Along with thousands of other identical-looking vials, the tubes of po‘ouli cells represent what might be described as a beyond-the-last-ditch conservation effort: the Frozen Zoo. Nearly a thousand species are represented in the Frozen Zoo, which occupies a single room on the institute’s ground floor.
For now, at least, all but one of the species in deep freeze still have flesh-and-blood members. But it seems safe to predict that in the coming years, more and more will go the way of the po‘ouli. Many of the animals in the “zoo” are highly endangered; these include the Sumatran orangutan, the Amur leopard, and the puaiohi, a songbird from Kauai. As I watch Houck put away the little vials, I wonder about a future in which what counts as conservation all too often involves liquid nitrogen. Though frogs and toads enjoy the dubious distinction of belonging to the world’s most endangered group, it’s worth noting that extinction rates among many other classes are approaching amphibian levels: It’s estimated that a third of all reef-forming corals, a quarter of all mammals, a fifth of all reptiles, and a sixth of all birds are headed toward oblivion.

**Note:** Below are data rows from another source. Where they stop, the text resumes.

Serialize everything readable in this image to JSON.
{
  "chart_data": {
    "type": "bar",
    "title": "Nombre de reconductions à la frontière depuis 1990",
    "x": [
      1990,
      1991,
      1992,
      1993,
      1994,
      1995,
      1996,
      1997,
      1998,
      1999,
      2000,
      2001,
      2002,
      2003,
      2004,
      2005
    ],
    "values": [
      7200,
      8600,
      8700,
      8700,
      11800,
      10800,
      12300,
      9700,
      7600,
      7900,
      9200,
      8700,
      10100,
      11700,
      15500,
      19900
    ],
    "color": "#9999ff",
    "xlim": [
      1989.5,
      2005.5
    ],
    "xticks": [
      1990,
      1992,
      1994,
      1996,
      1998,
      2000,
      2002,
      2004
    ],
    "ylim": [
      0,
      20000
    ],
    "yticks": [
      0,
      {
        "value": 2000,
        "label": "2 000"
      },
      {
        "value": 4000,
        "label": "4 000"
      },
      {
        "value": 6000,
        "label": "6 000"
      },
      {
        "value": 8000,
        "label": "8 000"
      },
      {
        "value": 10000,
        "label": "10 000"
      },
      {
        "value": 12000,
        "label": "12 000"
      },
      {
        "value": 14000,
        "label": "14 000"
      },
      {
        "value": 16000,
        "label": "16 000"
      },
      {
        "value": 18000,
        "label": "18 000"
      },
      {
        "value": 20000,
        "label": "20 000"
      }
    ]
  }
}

“I think there are going to be more and more species where the only living material left is going to be cells in the Frozen Zoo,” Oliver Ryder, the institute’s director of genetics, tells me. As it happens, one such species, or really, in this case, subspecies—the northern white rhino—can be found just a few hundred yards from Ryder’s office. Native to central Africa, the northern white rhino is down to its last seven individuals, and its extinction is at this point considered inevitable. Two of the seven—Nola, a female, and Angalifu, a male—live at the San Diego Zoo Safari Park, and when I leave the institute to go visit them, I find them basking in the late afternoon sun. The animals are both nearing 40 and too old to breed. But after they die, they will, in a manner of speaking, live on—one last hope, suspended in a frozen cloud.